205-62/63 28 mai 1963 11 704
Ahmed ben Kaddour ben Larbi c/société «African-Embal» et autres.
Cassation d'un arrêt de la Cour d'appel de Rabat du 19 mai 1962.
La Cour,
SUR LE DEUXIEME ET LE TROISIEME MOYENS :
Vu les articles 189 du dahir de procédure civile et 78 du dahir des obligations et contrats;
Attendu qu'en vertu du premier de ces textes, les jugements et arrêts doivent contenir les motifs propres à les justifier; sue le défaut de réponse aux conclusions constitue un défaut de motifs;
Que d'après le second chacun doit répondre du dommage matériel et moral qu'il a causé par sa
faute;
Attendu qu'Ahmed ben Kaddour a assigné la société «African-Embal» et la Compagnie d'Assurances Générales en réparation du préjudice matériel et moral qu'il avait subi du fait du décès de son frère Mahjoub victime d'un accident de la circulation; que l'arrêt attaqué qui a accueilli sa demande ne lui a cependant accordé qu'une somme de un franc à titre de dommages-intérêts;
Attendu qu'au soutien de sa décision la Cour d'appel, par adoption de motif des premiers juges, se borne à relever qu'il n'était pas contesté que la victime était à la charge du demandeur, et que dès lors le préjudice subi par celui-ci n'était qu'un préjudice moral ne pouvant donner lieu qu'à une réparation de principe;
Or attendu que, d'une part, ce seul motif qui ne répond pas aux conclusions du demandeur tendant l'allocation d'une indemnité due à la victime pendant les quatre jours de sa survie et tombée dans le patrimoine de ses héritiers, et à la réparation du préjudice matériel résultant des frais consécutifs aux blessures et au décès de la victime, ne satisfait pas aux exigences du premier des textes visés au moyen;
Qu'en décidant, d'autre part, qu'un préjudice moral ne pouvait donner lieu qu'à une réparation «de principe» la Cour d'appel a faussement appliqué et donc violé le second de ces textes;
PAR CES MOTIFS
Et sans qu'il y ait lieu de statuer sur le premier moyen,
Casse.
Président: M. Bourcelin.__Rapporteur : M. zamouth.__Avocat général : M. Neigel.-Avocats : MM. Cohen, Sabas.
Observations
I.-Les souffrances subies par la personne blessée font naître à son profit une créance indemnitaire contre l'auteur du dommage. Si la victime meurt avant d'avoir fait valoir ses droits à cet égard, sa créance tombe dans le patrimoine de ses héritiers qui peuvent, en cette qualité, en réclamer le paiement à la personne responsable (sur le cas où le décès de la victime a été instantané, v. T. I, arrêt n°59, p. 110 et la note).
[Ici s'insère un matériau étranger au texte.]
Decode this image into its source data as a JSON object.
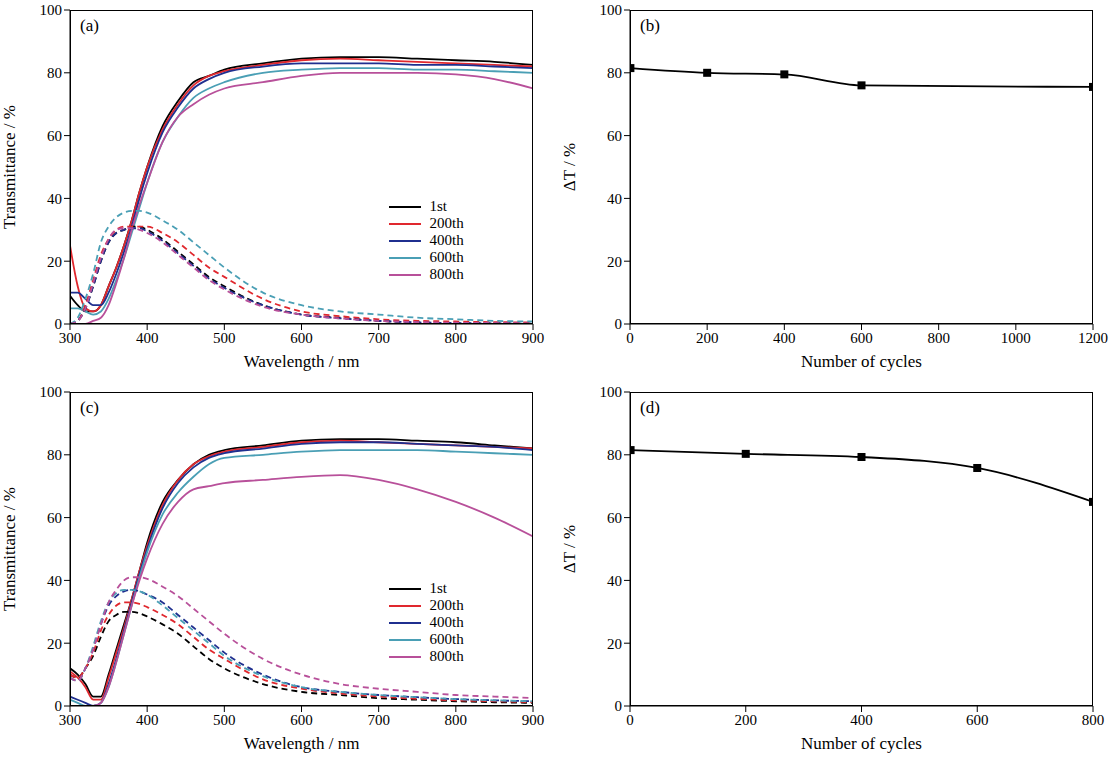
{
  "chart_data": [
    {
      "type": "line",
      "title": "(a)",
      "x_label": "Wavelength / nm",
      "y_label": "Transmittance / %",
      "x": [
        300,
        310,
        320,
        330,
        340,
        350,
        360,
        370,
        380,
        390,
        400,
        420,
        440,
        460,
        480,
        500,
        550,
        600,
        650,
        700,
        750,
        800,
        850,
        900
      ],
      "xlim": [
        300,
        900
      ],
      "xticks": [
        300,
        400,
        500,
        600,
        700,
        800,
        900
      ],
      "ylim": [
        0,
        100
      ],
      "yticks": [
        0,
        20,
        40,
        60,
        80,
        100
      ],
      "legend": "right",
      "series": [
        {
          "name": "1st",
          "color": "#000000",
          "line_style": "solid",
          "values": [
            9,
            6,
            4,
            4,
            6,
            12,
            18,
            25,
            33,
            42,
            50,
            63,
            71,
            77,
            79,
            81,
            83,
            84.5,
            85,
            85,
            84.5,
            84,
            83.5,
            82.5
          ]
        },
        {
          "name": "200th",
          "color": "#e0282e",
          "line_style": "solid",
          "values": [
            25,
            12,
            5,
            4,
            6,
            12,
            18,
            25,
            33,
            42,
            50,
            62,
            70,
            76,
            79,
            80.5,
            82.5,
            84,
            84.5,
            84,
            83.5,
            83,
            82.5,
            82
          ]
        },
        {
          "name": "400th",
          "color": "#1f2f8f",
          "line_style": "solid",
          "values": [
            10,
            10,
            8,
            6,
            6,
            10,
            16,
            23,
            31,
            40,
            48,
            61,
            69,
            75,
            78,
            80,
            82,
            83,
            83,
            83,
            82.5,
            82.5,
            82,
            81.5
          ]
        },
        {
          "name": "600th",
          "color": "#4a9fb5",
          "line_style": "solid",
          "values": [
            5,
            5,
            4,
            3,
            4,
            8,
            14,
            21,
            29,
            37,
            45,
            58,
            66,
            72,
            75,
            77,
            80,
            81,
            81.5,
            81.5,
            81,
            81,
            80.5,
            80
          ]
        },
        {
          "name": "800th",
          "color": "#b8509a",
          "line_style": "solid",
          "values": [
            0,
            0,
            0,
            1,
            2,
            6,
            13,
            21,
            30,
            38,
            45,
            58,
            66,
            70,
            73,
            75,
            77,
            79,
            80,
            80,
            80,
            79.5,
            78,
            75
          ]
        },
        {
          "name": "1st",
          "color": "#000000",
          "line_style": "dashed",
          "values": [
            0,
            1,
            5,
            12,
            20,
            26,
            29,
            30,
            31,
            31,
            30,
            27,
            23,
            19,
            15,
            12,
            6,
            3,
            2,
            1,
            0.5,
            0.3,
            0.2,
            0.1
          ]
        },
        {
          "name": "200th",
          "color": "#e0282e",
          "line_style": "dashed",
          "values": [
            0,
            1,
            6,
            14,
            22,
            27,
            30,
            31,
            31,
            31,
            31,
            29,
            26,
            22,
            18,
            15,
            8,
            4,
            2.5,
            1.5,
            1,
            0.8,
            0.6,
            0.5
          ]
        },
        {
          "name": "400th",
          "color": "#1f2f8f",
          "line_style": "dashed",
          "values": [
            0,
            1,
            5,
            12,
            20,
            26,
            29,
            30,
            30.5,
            30.5,
            29.5,
            26.5,
            22.5,
            18.5,
            14.5,
            11.5,
            6,
            3,
            1.8,
            1,
            0.5,
            0.3,
            0.2,
            0.1
          ]
        },
        {
          "name": "600th",
          "color": "#4a9fb5",
          "line_style": "dashed",
          "values": [
            0,
            2,
            8,
            16,
            26,
            31,
            34,
            35.5,
            36,
            36,
            35.5,
            33,
            30,
            26,
            22,
            18,
            10,
            6,
            4,
            3,
            2,
            1.5,
            1,
            0.8
          ]
        },
        {
          "name": "800th",
          "color": "#b8509a",
          "line_style": "dashed",
          "values": [
            0,
            1,
            5,
            13,
            21,
            27,
            30,
            30.5,
            30.5,
            30,
            29,
            26,
            22,
            18,
            14,
            11,
            5.5,
            3,
            1.8,
            1,
            0.6,
            0.4,
            0.3,
            0.2
          ]
        }
      ]
    },
    {
      "type": "line",
      "title": "(b)",
      "x_label": "Number of cycles",
      "y_label": "ΔT / %",
      "x": [
        1,
        200,
        400,
        600,
        1200
      ],
      "xlim": [
        0,
        1200
      ],
      "xticks": [
        0,
        200,
        400,
        600,
        800,
        1000,
        1200
      ],
      "ylim": [
        0,
        100
      ],
      "yticks": [
        0,
        20,
        40,
        60,
        80,
        100
      ],
      "series": [
        {
          "color": "#000000",
          "line_style": "solid",
          "marker": "square",
          "values": [
            81.5,
            80,
            79.5,
            76,
            75.5
          ]
        }
      ]
    },
    {
      "type": "line",
      "title": "(c)",
      "x_label": "Wavelength / nm",
      "y_label": "Transmittance / %",
      "x": [
        300,
        310,
        320,
        330,
        340,
        350,
        360,
        370,
        380,
        390,
        400,
        420,
        440,
        460,
        480,
        500,
        550,
        600,
        650,
        700,
        750,
        800,
        850,
        900
      ],
      "xlim": [
        300,
        900
      ],
      "xticks": [
        300,
        400,
        500,
        600,
        700,
        800,
        900
      ],
      "ylim": [
        0,
        100
      ],
      "yticks": [
        0,
        20,
        40,
        60,
        80,
        100
      ],
      "legend": "right",
      "series": [
        {
          "name": "1st",
          "color": "#000000",
          "line_style": "solid",
          "values": [
            12,
            10,
            7,
            3,
            3,
            10,
            18,
            26,
            34,
            43,
            52,
            65,
            72,
            77,
            80,
            81.5,
            83,
            84.5,
            85,
            85,
            84.5,
            84,
            83,
            82
          ]
        },
        {
          "name": "200th",
          "color": "#e0282e",
          "line_style": "solid",
          "values": [
            11,
            9,
            6,
            2,
            2,
            9,
            17,
            25,
            34,
            43,
            51,
            64,
            72,
            77,
            79.5,
            81,
            82.5,
            84,
            84.5,
            84,
            83.5,
            83,
            82.5,
            82
          ]
        },
        {
          "name": "400th",
          "color": "#1f2f8f",
          "line_style": "solid",
          "values": [
            3,
            2,
            1,
            0,
            1,
            7,
            15,
            24,
            33,
            42,
            50,
            63,
            71,
            76,
            79,
            80.5,
            82,
            83.5,
            84,
            84,
            83.5,
            83,
            82.5,
            81.5
          ]
        },
        {
          "name": "600th",
          "color": "#4a9fb5",
          "line_style": "solid",
          "values": [
            2,
            1,
            0,
            0,
            1,
            6,
            14,
            23,
            32,
            41,
            49,
            61,
            68,
            73,
            77,
            79,
            80,
            81,
            81.5,
            81.5,
            81.5,
            81,
            80.5,
            80
          ]
        },
        {
          "name": "800th",
          "color": "#b8509a",
          "line_style": "solid",
          "values": [
            0,
            0,
            0,
            0,
            1,
            6,
            14,
            23,
            32,
            40,
            47,
            58,
            65,
            69,
            70,
            71,
            72,
            73,
            73.5,
            72,
            69,
            65,
            60,
            54
          ]
        },
        {
          "name": "1st",
          "color": "#000000",
          "line_style": "dashed",
          "values": [
            10,
            9,
            12,
            16,
            22,
            27,
            29,
            30,
            30,
            29.5,
            28.5,
            26,
            23,
            19,
            15,
            12,
            7,
            4.5,
            3.5,
            2.5,
            2,
            1.5,
            1.2,
            1
          ]
        },
        {
          "name": "200th",
          "color": "#e0282e",
          "line_style": "dashed",
          "values": [
            10,
            9,
            12,
            17,
            24,
            29,
            32,
            33,
            33,
            32.5,
            31.5,
            29,
            26,
            22,
            18,
            15,
            8.5,
            5.5,
            4,
            3,
            2.3,
            1.8,
            1.5,
            1.2
          ]
        },
        {
          "name": "400th",
          "color": "#1f2f8f",
          "line_style": "dashed",
          "values": [
            9,
            8,
            12,
            18,
            26,
            32,
            35,
            36.5,
            37,
            36.5,
            35.5,
            33,
            29,
            25,
            21,
            17,
            10,
            6,
            4.5,
            3.5,
            2.8,
            2.2,
            1.8,
            1.5
          ]
        },
        {
          "name": "600th",
          "color": "#4a9fb5",
          "line_style": "dashed",
          "values": [
            9,
            8,
            12,
            19,
            27,
            33,
            36,
            37,
            37,
            36.5,
            35.5,
            32,
            28,
            24,
            20,
            16,
            9.5,
            6,
            4.5,
            3.5,
            2.8,
            2.2,
            1.8,
            1.5
          ]
        },
        {
          "name": "800th",
          "color": "#b8509a",
          "line_style": "dashed",
          "values": [
            9,
            8,
            12,
            18,
            26,
            33,
            37,
            40,
            41,
            41,
            40.5,
            38,
            35,
            31,
            27,
            23,
            15,
            10,
            7,
            5.5,
            4.5,
            3.5,
            3,
            2.5
          ]
        }
      ]
    },
    {
      "type": "line",
      "title": "(d)",
      "x_label": "Number of cycles",
      "y_label": "ΔT / %",
      "x": [
        1,
        200,
        400,
        600,
        800
      ],
      "xlim": [
        0,
        800
      ],
      "xticks": [
        0,
        200,
        400,
        600,
        800
      ],
      "ylim": [
        0,
        100
      ],
      "yticks": [
        0,
        20,
        40,
        60,
        80,
        100
      ],
      "series": [
        {
          "color": "#000000",
          "line_style": "solid",
          "marker": "square",
          "values": [
            81.5,
            80.3,
            79.3,
            75.8,
            65
          ]
        }
      ]
    }
  ]
}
Les héritiers peuvent d'autre part agir en réparation du préjudice moral et du préjudice matériel propres qu'ils ont personnellement subis du fait du décès de leur parent. Ce préjudice matériel peut résulter des dépenses entraînées par les blessures et le décès (frais médicaux et pharmaceutiques, frais d'obsèques) ou encore du manque à gagner lorsque la victime participait à l'entretien du demandeur.
En l'espèce la Cour d'appel ne pouvait évidemment se borner à constater que la victime était à la charge de son frère pour rejeter les demandes que celui-ci avait formées tant en qualité d'héritier qu'à titre personnel.
II.-La difficulté de procéder à l'évaluation pécuniaire d'un préjudice moral ne dispense pas les juges du fait d'apprécier in concreto, dans les limites de la demande dont ils sont saisis et compte tenu des circonstances particulières de la cause, l'importance réelle du préjudice, afin d'assurer non à titre de principe ou à titre symbolique, mais aussi exactement que possible sa réparation effective (v. C.S. crim. 19 déc. 1963, n°1522, Rec. IV, p. 173).